Die gesetzliche Regel-Bezugsdauer für das konjunkturelle Kurzarbeitergeld beträgt seit Januar 2016 maximal 12 Monate.

Kurzarbeitergeld ist steuerfrei

Alle Formen von Kurzarbeitergeld sind steuerfrei, da sie durch die Beiträge zur Arbeitslosenversicherung getragen werden. Sie unterliegen aber dem steuerlichen Progressionsvorbehalt. Das heißt: Die 333 Euro Kurzarbeitergeld aus unserem Rechenbeispiel sind für Sie steuerfrei. Sie erhöhen aber Ihren persönlichen Steuersatz mit dem Sie Ihr restliches Einkommen versteuern müssen.
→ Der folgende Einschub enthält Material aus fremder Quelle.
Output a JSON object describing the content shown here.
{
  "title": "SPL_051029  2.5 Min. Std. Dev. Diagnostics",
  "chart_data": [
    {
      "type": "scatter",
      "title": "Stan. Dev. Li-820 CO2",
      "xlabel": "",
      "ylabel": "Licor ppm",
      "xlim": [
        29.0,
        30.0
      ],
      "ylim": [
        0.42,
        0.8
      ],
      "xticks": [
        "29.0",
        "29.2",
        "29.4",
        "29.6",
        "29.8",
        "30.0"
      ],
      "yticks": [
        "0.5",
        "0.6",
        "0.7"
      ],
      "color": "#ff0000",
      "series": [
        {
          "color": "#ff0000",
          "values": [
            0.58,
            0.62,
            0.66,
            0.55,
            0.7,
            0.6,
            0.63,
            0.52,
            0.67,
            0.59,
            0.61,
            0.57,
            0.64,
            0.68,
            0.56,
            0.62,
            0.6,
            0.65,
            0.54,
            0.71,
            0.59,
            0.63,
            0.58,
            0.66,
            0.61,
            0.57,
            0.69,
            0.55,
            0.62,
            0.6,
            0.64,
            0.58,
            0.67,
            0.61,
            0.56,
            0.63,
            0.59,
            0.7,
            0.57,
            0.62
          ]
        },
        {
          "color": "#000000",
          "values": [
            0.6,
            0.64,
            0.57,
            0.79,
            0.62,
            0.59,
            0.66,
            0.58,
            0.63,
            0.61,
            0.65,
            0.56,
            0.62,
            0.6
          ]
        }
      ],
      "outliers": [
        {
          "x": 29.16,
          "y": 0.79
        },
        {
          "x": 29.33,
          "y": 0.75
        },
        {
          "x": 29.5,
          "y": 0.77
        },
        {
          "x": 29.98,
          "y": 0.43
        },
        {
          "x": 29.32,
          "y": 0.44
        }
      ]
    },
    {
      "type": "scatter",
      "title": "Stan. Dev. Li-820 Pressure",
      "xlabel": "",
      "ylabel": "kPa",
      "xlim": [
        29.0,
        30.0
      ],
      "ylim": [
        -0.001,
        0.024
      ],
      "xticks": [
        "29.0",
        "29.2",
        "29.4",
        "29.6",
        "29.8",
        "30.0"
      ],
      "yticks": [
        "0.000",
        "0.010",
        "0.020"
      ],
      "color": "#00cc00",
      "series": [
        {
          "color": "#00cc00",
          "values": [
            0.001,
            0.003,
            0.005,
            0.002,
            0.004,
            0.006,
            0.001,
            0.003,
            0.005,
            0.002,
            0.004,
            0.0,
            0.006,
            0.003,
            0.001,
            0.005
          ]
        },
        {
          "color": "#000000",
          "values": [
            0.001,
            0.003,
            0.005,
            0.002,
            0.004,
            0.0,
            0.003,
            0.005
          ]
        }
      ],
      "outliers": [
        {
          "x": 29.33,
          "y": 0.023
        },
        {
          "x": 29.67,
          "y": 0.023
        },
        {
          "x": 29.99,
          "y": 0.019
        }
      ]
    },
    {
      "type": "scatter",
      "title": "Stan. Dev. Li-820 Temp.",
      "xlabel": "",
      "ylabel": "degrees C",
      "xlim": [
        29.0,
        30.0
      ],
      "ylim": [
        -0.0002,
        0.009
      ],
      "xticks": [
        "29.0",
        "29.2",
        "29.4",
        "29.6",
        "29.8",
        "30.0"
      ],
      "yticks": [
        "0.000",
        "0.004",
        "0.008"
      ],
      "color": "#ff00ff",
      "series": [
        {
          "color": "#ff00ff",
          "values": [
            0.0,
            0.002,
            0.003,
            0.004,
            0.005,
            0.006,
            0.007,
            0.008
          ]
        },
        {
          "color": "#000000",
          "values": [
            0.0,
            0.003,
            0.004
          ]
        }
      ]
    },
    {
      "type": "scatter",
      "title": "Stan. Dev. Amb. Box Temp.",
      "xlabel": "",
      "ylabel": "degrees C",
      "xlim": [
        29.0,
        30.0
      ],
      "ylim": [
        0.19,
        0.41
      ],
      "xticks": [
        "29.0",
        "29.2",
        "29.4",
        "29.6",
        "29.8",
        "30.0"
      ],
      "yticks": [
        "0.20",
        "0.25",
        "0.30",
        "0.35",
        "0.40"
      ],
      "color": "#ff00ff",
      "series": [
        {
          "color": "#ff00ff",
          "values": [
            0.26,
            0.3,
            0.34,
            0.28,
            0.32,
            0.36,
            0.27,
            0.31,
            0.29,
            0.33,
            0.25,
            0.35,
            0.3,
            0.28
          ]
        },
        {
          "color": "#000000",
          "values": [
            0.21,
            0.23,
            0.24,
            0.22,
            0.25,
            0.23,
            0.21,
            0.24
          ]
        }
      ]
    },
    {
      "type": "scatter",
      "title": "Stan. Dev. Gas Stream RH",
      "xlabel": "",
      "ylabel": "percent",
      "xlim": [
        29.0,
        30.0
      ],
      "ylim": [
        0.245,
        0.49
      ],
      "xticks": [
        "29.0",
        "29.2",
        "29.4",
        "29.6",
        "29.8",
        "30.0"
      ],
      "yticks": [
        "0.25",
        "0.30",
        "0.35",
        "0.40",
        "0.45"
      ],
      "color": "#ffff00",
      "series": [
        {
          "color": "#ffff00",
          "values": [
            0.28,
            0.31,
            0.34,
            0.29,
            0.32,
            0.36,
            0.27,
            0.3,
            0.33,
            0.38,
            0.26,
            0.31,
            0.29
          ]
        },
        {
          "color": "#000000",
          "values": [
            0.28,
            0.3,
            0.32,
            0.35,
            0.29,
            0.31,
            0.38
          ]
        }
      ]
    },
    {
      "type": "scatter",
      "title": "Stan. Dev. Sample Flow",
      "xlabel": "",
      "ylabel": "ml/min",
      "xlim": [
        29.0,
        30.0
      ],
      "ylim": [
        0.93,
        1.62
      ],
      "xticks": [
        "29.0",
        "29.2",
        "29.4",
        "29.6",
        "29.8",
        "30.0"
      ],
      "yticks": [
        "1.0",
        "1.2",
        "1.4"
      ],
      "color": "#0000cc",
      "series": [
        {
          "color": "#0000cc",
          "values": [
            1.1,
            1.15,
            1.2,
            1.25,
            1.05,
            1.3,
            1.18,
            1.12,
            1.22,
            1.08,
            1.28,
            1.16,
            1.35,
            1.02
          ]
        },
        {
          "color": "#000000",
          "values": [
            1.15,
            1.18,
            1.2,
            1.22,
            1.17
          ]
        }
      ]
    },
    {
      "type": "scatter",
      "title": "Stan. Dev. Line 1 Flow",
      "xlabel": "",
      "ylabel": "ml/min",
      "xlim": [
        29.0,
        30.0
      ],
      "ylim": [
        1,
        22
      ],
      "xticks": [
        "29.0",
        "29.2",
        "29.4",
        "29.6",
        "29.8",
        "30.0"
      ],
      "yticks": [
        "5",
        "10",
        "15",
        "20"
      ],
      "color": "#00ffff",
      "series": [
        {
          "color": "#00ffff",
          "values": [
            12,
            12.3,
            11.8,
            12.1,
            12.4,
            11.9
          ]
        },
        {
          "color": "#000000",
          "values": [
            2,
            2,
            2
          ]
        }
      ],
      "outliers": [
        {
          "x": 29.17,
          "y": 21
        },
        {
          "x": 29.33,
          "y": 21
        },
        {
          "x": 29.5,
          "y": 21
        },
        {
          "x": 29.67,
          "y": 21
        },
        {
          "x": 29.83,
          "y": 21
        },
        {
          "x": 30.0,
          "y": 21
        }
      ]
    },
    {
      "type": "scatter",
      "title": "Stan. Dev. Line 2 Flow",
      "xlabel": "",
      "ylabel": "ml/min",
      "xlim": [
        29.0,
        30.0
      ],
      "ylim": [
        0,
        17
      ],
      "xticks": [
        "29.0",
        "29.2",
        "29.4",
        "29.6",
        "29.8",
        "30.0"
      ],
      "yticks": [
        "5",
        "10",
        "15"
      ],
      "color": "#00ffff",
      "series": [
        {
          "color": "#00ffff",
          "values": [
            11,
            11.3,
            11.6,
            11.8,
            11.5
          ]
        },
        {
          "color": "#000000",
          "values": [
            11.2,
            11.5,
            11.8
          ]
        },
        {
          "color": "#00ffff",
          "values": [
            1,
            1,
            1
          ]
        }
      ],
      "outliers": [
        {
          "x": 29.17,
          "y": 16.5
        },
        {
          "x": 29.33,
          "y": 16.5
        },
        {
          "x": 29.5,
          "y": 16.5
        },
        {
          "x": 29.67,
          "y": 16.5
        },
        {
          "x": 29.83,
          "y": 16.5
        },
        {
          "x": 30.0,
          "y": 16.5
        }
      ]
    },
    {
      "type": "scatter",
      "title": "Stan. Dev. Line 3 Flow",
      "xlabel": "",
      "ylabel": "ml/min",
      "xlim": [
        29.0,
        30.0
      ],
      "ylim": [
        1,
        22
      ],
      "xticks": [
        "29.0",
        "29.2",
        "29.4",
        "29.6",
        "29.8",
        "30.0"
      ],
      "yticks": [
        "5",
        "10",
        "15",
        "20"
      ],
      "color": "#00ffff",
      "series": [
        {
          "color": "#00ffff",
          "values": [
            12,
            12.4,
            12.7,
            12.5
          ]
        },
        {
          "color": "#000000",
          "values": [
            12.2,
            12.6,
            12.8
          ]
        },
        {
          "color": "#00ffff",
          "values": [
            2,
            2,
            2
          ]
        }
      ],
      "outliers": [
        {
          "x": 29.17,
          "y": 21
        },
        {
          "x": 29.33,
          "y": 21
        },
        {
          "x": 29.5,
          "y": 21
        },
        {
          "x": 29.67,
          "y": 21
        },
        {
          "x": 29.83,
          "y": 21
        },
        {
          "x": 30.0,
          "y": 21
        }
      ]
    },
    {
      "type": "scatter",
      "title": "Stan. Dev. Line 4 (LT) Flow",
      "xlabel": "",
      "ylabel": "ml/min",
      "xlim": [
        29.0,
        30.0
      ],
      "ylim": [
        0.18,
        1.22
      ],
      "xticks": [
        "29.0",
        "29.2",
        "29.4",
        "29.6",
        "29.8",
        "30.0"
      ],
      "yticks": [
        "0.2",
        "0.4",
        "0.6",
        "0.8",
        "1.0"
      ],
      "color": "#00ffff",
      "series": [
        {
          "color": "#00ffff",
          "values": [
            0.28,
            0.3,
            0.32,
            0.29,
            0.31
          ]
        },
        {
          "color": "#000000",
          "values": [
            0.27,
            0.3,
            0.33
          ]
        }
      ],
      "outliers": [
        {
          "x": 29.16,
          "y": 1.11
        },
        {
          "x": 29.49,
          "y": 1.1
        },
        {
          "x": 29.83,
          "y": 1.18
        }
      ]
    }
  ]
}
Kurzarbeitergeld in die Steuererklärung eintragen

Da Sie das Kurzarbeitergeld nicht von der Bundesagentur überwiesen bekommen sondern von Ihrem Arbeitgeber, steht es auch auf Ihrer jährlichen Lohnsteuerbescheinigung. Alle Lohnersatzleistungen, die hier genannt sind, tragen Sie in Anlage N Ihrer Steuererklärung ein. Dort ist eine Zeile explizit für Kurzarbeitergeld oder andere Zuschüsse, Zuschläge und Aufstockungsbeiträge ausgewiesen.

Übrigens:

Wenn Sie Kurzarbeitergeld von mehr als 410 Euro im Jahr erhalten haben, besteht die Pflicht zur Abgabe einer Steuererklärung.